Anxiety is another animal altogether, albeit related.  Anxiety rears at just the thought of stepping through the door to my office, a place I used to love, took pride and felt at home in.  It secretes paranoia and I begin worrying that the car following me is doing so for a dark purpose or that I'll leave a building to find my tires slashed.  I cower when someone knocks at the door and I jump each time the phone rings.  It takes a day of convincing to sort through my mail, much less open it.  I get the chills, I sweat, I shake uncontrollably, I have a difficult time hearing what people are trying to say to me.  Most recently, I've been throwing up at literally just the thought of doing something that causes anxiety.

And PTSD.  While I can't publicly share the details of the specific situations that brought this gem into my life, I can say that I suffer.  Combine the flashbacks, nightmares and sleeplessness and you've got true PTSD to go along with the anxiety.

The worst part for me is that, as an intelligent and left-brain dominant individual, I know the actions to take to fix the problems.  Unfortunately, the mental illnesses render me incapable of undertaking such actions.  I struggle to accept that I am sick, that this is an illness that requires treatment.  I was beaten over the head with the concept by my medical team in the hospital because I didn't accept it.  And so I spend hours and hours each week fighting an internal battle about what I should be doing and what I'm not doing and how I can justify that but that I know better and should be able to control it and why can't I just do normal things like a normal person...and on, and on.  This struggle, this battle of tides causes a whirlpool of thoughts in which I have been drowning.  But I am still here.

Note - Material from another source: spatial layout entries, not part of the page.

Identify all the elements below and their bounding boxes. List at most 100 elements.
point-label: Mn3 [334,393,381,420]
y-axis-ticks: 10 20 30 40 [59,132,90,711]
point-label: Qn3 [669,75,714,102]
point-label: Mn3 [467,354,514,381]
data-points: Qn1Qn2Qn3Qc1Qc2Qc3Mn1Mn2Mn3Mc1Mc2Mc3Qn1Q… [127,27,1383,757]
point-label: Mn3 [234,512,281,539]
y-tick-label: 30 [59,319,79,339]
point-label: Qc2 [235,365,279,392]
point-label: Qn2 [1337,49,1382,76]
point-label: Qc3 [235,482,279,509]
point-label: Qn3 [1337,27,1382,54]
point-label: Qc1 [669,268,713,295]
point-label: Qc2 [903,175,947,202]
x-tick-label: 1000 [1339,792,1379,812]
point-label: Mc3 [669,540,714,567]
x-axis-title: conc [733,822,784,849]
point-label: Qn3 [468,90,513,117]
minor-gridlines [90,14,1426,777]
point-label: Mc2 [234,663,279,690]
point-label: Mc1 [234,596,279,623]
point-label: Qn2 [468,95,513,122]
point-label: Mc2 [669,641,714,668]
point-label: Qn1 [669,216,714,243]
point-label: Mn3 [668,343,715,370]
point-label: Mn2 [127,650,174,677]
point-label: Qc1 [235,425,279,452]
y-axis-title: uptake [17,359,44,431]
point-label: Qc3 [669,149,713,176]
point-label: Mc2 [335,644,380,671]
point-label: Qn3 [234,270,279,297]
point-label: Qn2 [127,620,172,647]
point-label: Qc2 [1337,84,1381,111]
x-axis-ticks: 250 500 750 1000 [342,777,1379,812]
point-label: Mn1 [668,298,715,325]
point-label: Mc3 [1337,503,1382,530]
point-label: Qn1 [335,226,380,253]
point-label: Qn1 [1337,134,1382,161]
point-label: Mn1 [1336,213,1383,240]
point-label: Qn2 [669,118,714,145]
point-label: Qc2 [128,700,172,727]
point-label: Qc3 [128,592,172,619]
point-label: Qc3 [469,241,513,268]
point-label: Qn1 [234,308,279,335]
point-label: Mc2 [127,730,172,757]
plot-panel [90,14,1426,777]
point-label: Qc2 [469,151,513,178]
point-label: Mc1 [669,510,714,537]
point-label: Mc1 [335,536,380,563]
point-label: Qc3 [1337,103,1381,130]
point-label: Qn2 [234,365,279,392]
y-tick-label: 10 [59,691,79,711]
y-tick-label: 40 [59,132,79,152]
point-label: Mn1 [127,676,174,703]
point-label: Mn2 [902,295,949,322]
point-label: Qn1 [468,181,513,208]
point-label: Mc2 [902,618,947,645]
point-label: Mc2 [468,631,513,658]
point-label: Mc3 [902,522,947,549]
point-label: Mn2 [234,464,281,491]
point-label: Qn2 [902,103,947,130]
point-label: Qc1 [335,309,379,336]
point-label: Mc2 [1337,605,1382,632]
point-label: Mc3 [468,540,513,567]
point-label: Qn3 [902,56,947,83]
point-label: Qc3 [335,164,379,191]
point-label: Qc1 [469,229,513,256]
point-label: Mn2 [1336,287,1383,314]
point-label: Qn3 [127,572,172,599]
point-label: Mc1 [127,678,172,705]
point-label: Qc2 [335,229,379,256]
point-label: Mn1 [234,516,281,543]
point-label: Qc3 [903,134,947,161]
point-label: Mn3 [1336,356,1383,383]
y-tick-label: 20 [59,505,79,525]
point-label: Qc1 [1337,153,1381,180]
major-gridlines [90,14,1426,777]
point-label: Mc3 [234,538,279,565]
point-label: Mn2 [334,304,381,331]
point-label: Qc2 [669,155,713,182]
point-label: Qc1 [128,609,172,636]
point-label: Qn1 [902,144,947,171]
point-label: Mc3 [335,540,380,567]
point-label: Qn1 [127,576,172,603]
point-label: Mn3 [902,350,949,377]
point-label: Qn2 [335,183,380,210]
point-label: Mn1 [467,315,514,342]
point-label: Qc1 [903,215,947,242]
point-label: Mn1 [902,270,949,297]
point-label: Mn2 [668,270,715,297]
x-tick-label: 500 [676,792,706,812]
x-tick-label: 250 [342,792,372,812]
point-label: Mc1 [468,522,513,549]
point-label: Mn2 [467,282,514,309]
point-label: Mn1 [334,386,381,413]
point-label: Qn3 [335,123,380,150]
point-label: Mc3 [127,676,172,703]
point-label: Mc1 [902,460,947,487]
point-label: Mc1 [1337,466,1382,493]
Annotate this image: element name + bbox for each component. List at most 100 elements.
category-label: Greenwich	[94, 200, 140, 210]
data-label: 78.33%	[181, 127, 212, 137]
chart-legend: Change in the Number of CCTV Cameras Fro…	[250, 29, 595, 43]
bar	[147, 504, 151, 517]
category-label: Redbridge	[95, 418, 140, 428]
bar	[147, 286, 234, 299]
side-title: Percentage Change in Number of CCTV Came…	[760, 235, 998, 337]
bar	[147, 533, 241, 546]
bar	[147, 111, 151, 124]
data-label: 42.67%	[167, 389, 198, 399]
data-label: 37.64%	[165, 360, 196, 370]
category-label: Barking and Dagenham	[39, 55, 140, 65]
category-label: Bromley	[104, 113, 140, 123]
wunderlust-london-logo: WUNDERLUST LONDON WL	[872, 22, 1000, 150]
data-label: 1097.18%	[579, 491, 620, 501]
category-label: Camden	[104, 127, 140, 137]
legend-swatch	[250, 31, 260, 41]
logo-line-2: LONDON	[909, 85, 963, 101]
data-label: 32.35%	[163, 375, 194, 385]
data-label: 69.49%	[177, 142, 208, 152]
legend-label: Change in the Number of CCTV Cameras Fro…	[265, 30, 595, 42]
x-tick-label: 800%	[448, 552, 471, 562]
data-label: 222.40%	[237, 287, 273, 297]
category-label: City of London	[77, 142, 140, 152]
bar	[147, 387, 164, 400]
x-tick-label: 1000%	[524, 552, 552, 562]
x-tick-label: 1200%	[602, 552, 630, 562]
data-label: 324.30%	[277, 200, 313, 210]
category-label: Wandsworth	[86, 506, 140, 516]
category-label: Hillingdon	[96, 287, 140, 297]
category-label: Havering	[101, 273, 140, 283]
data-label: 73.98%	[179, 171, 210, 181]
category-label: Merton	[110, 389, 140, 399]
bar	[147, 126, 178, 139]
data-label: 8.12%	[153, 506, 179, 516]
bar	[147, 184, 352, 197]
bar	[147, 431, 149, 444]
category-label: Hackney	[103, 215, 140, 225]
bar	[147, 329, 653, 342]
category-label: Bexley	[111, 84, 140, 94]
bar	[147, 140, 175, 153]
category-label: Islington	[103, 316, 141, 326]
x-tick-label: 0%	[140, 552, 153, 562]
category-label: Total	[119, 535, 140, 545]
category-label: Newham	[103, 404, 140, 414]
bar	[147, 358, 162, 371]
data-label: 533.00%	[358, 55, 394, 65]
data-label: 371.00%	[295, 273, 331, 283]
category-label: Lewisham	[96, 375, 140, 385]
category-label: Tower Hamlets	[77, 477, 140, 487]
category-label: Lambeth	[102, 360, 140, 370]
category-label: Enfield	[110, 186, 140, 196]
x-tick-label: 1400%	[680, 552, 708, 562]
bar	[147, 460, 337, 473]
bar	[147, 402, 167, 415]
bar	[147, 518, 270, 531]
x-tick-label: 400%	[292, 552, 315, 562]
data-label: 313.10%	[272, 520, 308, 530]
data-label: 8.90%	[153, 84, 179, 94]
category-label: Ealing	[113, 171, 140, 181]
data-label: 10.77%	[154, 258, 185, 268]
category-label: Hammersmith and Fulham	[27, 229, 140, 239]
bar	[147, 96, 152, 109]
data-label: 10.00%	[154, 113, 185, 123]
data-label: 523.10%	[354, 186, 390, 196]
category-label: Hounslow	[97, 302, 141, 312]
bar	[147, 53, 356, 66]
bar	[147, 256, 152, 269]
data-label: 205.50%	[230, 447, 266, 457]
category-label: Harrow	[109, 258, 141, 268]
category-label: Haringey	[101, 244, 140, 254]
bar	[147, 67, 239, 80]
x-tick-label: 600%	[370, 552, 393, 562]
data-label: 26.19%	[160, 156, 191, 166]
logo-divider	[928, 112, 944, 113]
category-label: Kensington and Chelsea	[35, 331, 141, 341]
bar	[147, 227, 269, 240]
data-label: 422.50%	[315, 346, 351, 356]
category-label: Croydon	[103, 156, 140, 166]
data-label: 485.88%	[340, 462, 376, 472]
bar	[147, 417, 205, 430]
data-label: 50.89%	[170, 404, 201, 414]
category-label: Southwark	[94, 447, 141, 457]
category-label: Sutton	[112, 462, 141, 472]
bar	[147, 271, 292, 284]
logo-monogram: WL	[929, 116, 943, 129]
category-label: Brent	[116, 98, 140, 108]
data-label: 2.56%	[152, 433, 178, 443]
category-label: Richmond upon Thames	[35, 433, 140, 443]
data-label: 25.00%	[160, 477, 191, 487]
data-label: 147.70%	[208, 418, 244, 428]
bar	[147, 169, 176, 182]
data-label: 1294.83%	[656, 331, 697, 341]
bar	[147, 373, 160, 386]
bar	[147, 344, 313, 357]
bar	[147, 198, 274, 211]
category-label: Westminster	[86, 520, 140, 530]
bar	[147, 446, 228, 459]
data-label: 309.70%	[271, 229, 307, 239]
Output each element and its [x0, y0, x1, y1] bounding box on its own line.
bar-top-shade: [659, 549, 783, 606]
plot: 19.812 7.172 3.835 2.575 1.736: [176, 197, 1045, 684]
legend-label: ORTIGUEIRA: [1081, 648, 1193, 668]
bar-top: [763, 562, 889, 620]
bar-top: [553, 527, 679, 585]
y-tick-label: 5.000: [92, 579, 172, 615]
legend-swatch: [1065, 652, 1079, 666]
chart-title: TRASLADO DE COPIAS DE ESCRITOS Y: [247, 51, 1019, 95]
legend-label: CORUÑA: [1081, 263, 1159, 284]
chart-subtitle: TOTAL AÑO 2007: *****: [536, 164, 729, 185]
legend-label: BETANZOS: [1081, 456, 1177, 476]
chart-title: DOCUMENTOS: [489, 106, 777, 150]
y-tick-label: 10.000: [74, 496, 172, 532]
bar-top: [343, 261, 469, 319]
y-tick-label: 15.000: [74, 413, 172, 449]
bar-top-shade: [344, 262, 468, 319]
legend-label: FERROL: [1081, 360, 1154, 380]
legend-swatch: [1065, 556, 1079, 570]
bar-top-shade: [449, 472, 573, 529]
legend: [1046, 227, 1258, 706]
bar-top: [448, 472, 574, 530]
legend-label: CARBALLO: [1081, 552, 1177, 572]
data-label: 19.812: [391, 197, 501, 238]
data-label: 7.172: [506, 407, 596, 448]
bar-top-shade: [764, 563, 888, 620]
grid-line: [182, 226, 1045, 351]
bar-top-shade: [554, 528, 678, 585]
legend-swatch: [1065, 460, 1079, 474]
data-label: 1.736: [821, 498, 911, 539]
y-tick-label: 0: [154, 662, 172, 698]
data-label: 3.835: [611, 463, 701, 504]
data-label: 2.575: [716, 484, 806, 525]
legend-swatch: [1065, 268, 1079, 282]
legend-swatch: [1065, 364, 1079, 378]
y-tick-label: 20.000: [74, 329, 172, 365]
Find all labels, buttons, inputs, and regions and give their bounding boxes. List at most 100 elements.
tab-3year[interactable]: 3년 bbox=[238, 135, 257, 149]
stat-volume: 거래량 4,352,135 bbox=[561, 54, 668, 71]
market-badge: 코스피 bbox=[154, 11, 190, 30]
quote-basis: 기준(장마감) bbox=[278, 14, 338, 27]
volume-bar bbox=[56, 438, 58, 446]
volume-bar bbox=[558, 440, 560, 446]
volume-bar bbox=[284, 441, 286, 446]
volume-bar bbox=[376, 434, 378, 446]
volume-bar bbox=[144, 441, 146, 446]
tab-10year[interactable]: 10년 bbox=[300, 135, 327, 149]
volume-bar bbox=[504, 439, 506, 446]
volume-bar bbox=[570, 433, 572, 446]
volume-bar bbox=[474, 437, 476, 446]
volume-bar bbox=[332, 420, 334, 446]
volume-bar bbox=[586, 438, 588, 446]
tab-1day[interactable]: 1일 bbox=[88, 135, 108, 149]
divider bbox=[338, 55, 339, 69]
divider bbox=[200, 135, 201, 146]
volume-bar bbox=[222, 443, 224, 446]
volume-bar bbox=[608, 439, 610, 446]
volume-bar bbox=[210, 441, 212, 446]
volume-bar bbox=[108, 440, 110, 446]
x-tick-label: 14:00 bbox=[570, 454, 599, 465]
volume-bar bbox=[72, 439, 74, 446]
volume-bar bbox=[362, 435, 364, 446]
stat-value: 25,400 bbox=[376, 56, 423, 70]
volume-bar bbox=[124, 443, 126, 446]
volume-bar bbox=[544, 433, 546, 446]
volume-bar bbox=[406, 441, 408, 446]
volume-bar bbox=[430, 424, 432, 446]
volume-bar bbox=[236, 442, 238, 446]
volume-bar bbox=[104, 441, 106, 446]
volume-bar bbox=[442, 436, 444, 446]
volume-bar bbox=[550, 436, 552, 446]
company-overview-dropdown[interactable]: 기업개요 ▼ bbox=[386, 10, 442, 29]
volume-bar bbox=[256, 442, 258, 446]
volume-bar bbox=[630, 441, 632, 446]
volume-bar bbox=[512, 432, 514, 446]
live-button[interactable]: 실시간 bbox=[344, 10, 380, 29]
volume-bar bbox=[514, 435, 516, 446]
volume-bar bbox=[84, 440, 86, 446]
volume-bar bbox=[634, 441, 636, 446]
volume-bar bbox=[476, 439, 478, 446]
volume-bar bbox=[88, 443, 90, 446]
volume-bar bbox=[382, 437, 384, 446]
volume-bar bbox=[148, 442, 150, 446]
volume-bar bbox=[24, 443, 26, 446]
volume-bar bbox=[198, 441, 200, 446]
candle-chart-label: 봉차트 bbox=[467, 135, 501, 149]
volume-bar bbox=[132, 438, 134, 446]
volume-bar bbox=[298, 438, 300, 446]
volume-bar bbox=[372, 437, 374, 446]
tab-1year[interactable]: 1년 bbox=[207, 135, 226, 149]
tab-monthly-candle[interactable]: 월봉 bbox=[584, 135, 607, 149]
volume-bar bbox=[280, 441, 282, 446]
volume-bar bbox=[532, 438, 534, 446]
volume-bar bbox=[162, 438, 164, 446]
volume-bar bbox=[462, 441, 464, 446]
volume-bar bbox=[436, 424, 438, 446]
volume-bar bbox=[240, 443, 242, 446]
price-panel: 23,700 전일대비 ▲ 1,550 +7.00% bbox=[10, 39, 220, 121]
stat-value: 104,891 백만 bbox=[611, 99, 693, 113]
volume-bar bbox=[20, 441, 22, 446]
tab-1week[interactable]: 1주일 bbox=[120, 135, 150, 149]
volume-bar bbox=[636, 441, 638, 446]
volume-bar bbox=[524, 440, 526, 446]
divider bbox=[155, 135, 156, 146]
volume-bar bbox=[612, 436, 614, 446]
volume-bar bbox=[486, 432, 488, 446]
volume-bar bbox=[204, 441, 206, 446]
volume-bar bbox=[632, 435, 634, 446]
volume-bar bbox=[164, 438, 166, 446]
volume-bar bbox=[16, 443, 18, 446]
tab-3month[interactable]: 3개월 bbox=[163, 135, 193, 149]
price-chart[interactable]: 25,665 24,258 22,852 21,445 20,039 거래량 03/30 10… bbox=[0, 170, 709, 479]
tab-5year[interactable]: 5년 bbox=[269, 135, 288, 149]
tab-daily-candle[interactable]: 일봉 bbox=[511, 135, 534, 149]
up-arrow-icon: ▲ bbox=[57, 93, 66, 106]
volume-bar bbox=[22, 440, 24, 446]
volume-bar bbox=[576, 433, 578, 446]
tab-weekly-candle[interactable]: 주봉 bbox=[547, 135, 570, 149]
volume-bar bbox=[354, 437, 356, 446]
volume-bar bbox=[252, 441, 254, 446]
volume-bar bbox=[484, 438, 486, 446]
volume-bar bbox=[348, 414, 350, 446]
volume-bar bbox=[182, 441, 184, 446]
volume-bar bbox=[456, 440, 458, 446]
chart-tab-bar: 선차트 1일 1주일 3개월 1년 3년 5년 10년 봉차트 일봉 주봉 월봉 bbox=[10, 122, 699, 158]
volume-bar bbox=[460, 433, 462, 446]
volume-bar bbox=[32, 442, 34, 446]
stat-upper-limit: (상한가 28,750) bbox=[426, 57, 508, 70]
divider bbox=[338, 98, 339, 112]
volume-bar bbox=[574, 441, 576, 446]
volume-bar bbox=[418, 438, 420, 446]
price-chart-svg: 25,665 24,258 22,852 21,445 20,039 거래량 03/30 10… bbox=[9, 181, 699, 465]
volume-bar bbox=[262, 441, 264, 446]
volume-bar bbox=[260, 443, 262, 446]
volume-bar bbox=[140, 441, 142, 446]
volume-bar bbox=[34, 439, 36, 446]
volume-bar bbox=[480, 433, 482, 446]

I write this blog for myself, although I will share it.  Sharing it makes the deep dark uglies (as I like to call it) not so scary.  I feel better when I'm not pretending.  I spent the better part of the last year pretending, and I think very successfully, that I was handling my shit, when really I was slowly slipping away into a very dark place that I can't seem to find my way out of now.  I am still here and I am still fighting.  Feel free to stick around and watch the freak show.